Insurance costs for ships that use the Red Sea are also on the rise. This is because U.S. Airstrikes in Yemen, which were prompted by renewed Houthi attack, have increased hundreds of thousands of dollar to a typical cargo of fuel.
By securing bank credit and shifting purchases to refineries nearby, governments can reduce the shock budgets from external swings.
The Revolving intra-African oil Import Financing Program is the result of Afreximbank’s recent efforts to increase regional processing capacity.
The Cairo-based lender is the largest financier of Nigeria's 650,000-barrel-per-day Dangote refinery. The lender has also helped revamp Nigeria's Port Harcourt Oil Complex and is currently arranging financing for plants in Angola, Ivory Coast and Angola.

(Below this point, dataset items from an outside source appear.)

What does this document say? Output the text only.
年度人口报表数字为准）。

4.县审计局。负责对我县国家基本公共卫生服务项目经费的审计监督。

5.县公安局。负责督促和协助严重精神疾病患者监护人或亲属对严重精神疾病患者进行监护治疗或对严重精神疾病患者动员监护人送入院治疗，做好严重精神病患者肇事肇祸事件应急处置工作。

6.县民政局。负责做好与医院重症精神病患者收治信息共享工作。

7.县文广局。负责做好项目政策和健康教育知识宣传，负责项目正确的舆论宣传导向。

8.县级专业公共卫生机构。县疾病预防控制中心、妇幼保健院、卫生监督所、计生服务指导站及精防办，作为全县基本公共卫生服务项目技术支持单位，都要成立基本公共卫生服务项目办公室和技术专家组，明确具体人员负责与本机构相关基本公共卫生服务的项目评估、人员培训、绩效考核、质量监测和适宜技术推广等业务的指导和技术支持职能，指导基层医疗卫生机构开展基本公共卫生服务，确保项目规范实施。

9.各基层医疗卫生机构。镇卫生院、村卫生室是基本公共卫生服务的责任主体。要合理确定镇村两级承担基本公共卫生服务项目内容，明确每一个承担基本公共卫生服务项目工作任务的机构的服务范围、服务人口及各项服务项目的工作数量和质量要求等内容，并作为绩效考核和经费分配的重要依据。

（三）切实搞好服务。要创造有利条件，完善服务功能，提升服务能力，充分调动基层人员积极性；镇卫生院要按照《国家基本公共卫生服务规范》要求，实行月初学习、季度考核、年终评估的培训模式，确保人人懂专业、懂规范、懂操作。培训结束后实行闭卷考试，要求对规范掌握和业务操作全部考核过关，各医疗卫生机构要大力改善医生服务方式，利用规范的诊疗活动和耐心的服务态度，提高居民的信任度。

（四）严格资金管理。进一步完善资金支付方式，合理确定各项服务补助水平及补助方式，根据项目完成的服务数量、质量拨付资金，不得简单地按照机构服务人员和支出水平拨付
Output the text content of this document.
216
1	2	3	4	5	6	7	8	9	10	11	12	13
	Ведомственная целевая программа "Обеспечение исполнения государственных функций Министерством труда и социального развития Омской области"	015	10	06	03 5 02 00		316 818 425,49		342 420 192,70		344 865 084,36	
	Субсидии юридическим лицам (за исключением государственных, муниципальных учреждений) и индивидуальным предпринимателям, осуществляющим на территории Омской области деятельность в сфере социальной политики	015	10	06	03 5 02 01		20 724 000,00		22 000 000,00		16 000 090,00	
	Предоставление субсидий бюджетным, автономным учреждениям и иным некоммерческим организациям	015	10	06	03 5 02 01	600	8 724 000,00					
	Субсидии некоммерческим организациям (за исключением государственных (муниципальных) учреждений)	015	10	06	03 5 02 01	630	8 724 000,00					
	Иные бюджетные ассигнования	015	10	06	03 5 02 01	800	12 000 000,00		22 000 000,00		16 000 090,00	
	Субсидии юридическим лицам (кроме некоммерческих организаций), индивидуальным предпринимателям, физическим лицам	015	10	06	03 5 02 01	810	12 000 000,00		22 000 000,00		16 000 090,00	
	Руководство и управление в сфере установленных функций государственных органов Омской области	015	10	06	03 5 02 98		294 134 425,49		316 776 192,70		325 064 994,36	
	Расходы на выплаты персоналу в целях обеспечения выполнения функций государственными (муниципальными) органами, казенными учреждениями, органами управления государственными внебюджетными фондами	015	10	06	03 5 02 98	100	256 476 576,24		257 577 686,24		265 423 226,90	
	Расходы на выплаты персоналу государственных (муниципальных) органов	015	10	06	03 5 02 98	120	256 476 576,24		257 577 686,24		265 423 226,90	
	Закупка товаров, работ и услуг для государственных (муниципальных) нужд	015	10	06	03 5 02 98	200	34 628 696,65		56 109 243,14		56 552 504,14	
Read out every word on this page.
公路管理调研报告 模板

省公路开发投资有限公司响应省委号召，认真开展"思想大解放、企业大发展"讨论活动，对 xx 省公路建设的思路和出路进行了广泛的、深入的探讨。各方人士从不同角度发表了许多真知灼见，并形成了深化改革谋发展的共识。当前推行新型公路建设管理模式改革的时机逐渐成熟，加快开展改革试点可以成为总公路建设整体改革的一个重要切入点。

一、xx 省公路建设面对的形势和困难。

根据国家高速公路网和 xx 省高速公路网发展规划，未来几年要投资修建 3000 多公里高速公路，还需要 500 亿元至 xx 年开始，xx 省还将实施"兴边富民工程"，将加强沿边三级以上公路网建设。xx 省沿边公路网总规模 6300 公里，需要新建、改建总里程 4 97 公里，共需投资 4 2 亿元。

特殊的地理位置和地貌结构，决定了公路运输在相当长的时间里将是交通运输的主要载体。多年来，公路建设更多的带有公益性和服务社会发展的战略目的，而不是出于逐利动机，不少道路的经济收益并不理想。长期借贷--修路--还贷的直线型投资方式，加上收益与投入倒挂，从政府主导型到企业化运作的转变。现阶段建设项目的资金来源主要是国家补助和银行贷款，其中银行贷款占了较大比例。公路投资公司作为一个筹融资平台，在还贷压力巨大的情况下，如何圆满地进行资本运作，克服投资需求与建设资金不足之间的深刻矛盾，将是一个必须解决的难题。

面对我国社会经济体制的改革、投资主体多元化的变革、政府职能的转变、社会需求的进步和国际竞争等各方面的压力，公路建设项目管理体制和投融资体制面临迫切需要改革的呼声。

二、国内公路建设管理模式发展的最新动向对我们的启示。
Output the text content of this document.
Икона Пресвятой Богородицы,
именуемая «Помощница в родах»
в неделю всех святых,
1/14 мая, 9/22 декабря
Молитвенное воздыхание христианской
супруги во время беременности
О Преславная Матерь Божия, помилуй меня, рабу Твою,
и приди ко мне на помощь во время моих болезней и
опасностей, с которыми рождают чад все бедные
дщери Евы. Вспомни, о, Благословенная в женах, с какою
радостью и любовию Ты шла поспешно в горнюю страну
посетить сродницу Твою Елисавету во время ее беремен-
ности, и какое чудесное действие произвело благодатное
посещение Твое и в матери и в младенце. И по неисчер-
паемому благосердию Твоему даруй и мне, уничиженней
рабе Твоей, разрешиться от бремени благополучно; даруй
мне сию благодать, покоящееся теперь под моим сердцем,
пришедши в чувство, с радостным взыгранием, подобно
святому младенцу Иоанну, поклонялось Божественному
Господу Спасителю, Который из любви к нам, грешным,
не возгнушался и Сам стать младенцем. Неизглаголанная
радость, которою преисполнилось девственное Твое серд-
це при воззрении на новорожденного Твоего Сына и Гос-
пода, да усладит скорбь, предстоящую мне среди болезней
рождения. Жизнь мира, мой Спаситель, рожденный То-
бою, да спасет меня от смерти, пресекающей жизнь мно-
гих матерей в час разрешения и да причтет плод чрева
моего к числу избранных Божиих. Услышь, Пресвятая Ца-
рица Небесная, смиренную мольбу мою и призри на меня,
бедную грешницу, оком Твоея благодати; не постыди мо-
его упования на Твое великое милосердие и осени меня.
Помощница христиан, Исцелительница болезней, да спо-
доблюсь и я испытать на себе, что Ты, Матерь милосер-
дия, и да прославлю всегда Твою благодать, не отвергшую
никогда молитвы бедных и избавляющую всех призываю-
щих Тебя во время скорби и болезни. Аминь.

The ventures that could be added to the 1.3? million? Refinery capacity in bpd.
In a Monday statement, Afreximbank's President Benedict Oramah stated that the programme would galvanize efforts to make the Gulf of Guinea an important refining hub.
Afreximbank issues or confirms letters of credit and discount trade instruments, and provides advances to energy ministry, state fuel importers, and private traders who buy from African refineries.
The credit line is also a test bed for the African Continental Free Trade Area (ACFTA), which aims to increase regional trade and industrialisation.
Afreximbank is also a controlling shareholder in Atmin, which was founded by ex-Shell oil traders with a focus on African oil trade, according to two trading sources.